俺はこの世界の主人公
ぼろアパートの二階にある部屋では、山ほど積み上げられた空いた缶ビールの匂いと煙草の匂いが充満していた。
そこには時間の流れを恨んでは少しビールを飲み、恨んではまた煙草を吸うような生活をしている一人の男が住んでいた。

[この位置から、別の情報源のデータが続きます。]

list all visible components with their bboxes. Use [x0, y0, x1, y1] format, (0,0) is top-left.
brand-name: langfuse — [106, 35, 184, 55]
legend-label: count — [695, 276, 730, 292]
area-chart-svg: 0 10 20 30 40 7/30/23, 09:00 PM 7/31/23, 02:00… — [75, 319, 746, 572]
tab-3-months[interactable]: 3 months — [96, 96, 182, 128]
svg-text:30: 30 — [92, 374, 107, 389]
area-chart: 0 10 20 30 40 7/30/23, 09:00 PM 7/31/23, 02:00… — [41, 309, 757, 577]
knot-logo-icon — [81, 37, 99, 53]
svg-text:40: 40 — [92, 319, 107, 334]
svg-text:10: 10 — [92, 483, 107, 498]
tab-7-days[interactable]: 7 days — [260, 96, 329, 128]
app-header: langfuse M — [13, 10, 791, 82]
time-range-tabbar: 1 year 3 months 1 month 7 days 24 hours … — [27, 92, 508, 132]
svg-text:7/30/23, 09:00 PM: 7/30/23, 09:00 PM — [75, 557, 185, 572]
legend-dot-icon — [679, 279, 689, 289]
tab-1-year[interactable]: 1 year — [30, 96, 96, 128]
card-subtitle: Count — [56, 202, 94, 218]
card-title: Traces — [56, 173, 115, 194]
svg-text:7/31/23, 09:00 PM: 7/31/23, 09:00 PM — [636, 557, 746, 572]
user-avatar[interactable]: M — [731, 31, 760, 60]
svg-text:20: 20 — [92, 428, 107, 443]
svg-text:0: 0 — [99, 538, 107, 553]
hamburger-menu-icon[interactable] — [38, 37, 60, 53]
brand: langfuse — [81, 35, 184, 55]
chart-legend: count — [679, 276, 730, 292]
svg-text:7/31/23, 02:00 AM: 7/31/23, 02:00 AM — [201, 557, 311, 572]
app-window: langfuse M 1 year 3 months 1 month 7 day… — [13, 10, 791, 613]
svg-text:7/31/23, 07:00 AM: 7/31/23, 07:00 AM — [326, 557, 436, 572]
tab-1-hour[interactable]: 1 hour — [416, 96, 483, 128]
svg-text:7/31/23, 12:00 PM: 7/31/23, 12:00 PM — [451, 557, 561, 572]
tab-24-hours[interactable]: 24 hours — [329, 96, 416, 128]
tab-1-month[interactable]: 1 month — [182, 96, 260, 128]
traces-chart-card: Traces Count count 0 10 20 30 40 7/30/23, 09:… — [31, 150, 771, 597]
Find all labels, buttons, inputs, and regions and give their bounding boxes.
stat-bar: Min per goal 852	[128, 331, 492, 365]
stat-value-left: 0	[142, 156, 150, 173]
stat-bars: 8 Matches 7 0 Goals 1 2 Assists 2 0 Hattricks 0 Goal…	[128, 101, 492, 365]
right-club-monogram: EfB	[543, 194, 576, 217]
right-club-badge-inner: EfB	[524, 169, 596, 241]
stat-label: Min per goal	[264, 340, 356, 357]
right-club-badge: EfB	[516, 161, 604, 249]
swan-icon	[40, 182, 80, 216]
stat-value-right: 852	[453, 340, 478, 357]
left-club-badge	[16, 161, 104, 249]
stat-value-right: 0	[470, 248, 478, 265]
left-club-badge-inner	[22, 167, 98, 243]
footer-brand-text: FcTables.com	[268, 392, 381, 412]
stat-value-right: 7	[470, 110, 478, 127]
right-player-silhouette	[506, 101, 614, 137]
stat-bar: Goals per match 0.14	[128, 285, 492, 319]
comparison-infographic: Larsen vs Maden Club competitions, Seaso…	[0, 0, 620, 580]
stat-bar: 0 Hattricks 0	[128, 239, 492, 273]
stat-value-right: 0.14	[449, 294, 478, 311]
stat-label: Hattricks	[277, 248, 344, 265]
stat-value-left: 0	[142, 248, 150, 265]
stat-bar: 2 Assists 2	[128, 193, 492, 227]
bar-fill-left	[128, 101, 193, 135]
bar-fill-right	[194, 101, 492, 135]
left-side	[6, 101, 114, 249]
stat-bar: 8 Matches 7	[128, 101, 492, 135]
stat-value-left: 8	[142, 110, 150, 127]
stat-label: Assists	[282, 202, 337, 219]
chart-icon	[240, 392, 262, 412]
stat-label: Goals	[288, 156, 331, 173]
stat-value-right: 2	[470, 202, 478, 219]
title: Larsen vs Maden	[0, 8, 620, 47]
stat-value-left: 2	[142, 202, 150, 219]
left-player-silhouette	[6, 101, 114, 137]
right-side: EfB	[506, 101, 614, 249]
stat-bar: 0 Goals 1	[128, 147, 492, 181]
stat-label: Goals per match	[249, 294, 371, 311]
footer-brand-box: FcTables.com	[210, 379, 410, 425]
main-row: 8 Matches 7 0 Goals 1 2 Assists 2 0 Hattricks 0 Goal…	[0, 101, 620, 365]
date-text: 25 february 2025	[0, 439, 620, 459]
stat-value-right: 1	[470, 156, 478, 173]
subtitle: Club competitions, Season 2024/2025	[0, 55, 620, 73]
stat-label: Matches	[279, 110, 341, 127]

人生を語るにはまだ早い年齢であったが、物事を達観してみては皮肉交じりの一言で濁すような性格をしていた。
ある夜、そんな男は珍しく外で飲んだ。
軽快に千鳥足を弾ませながら帰路を急ぐ。
そんな時、男は誰かの肩とぶつかり足をもつれさせコケた。
「オレみたいな人間は外に出れば社会の壁にぶつかりコケるというわけか」
そう呟き、腰をさすりながら上半身を起こした。
「君、君に伝えたいことがあるんだ」
ぶつかって来た彼がしゃがんで話しかけてくる。
「なんだ、もう二度と煙草とビールで出来た繭の中から出てくるんじゃないってか」
顔を寄せられて腹が立った男は少し口調が荒くなった。
「違う、大事なことを伝えに来たんだ」
荒い口調で言い返されてもちっとも彼の態度は変わらない、まるで補導する警察官のようだ。
「だからなんだっての、早く言って去ってくんない」
アスファルトに座り込んでいる男はまだ酔っている様子で言った。
「実はね、君はこの世界の主人公なんだよ」
男は彼が大真面目な顔をして言ったものだからつい面白くなって笑った。
「面白い、俺が主人公ならなんだ、道端のホームレス達はヒロインかなにかか」
彼は一切態度を変えずに続ける。
「なら今ここで証明してみせよう」
そう言うと近くにあった自販機に近寄り、なにやらお釣りが出てくる場所を指さした。
「君、何も言わずにお釣りを出してみたまえ」
これまで態度を変えなかった彼が胸を張って得意気に言う姿を見て男は自販機の方へ寄った。
「金も入ってないのに…………」
重い身体をなんとか動かしてお釣りを引き出すレバーを引いた。
すると、大量の小銭が溢れ出すように出てくるではないか!
これには酔いが覚めたか男は口を半開きにしたまま、彼に向かって。
「これはどういうことだ、なにか仕掛けたな」
少し優しい口調になったのを見て彼は微笑んだ。
「いえいえ、これから君はこの世界の主人公になって大成功を収めるよ」
酔いが回っていて視界がぼやけていたため気付けなかったが、奴は紳士的な格好をした老人であった。
そのまま老人は気分が良さそうにあとを去った
翌日、男の部屋にはまだ微かに残ってはいたが、煙草とビールの匂いは消されていた。
ぼろアパートから出てきたその青年は、後に世界初のタイムトラベラーとなる。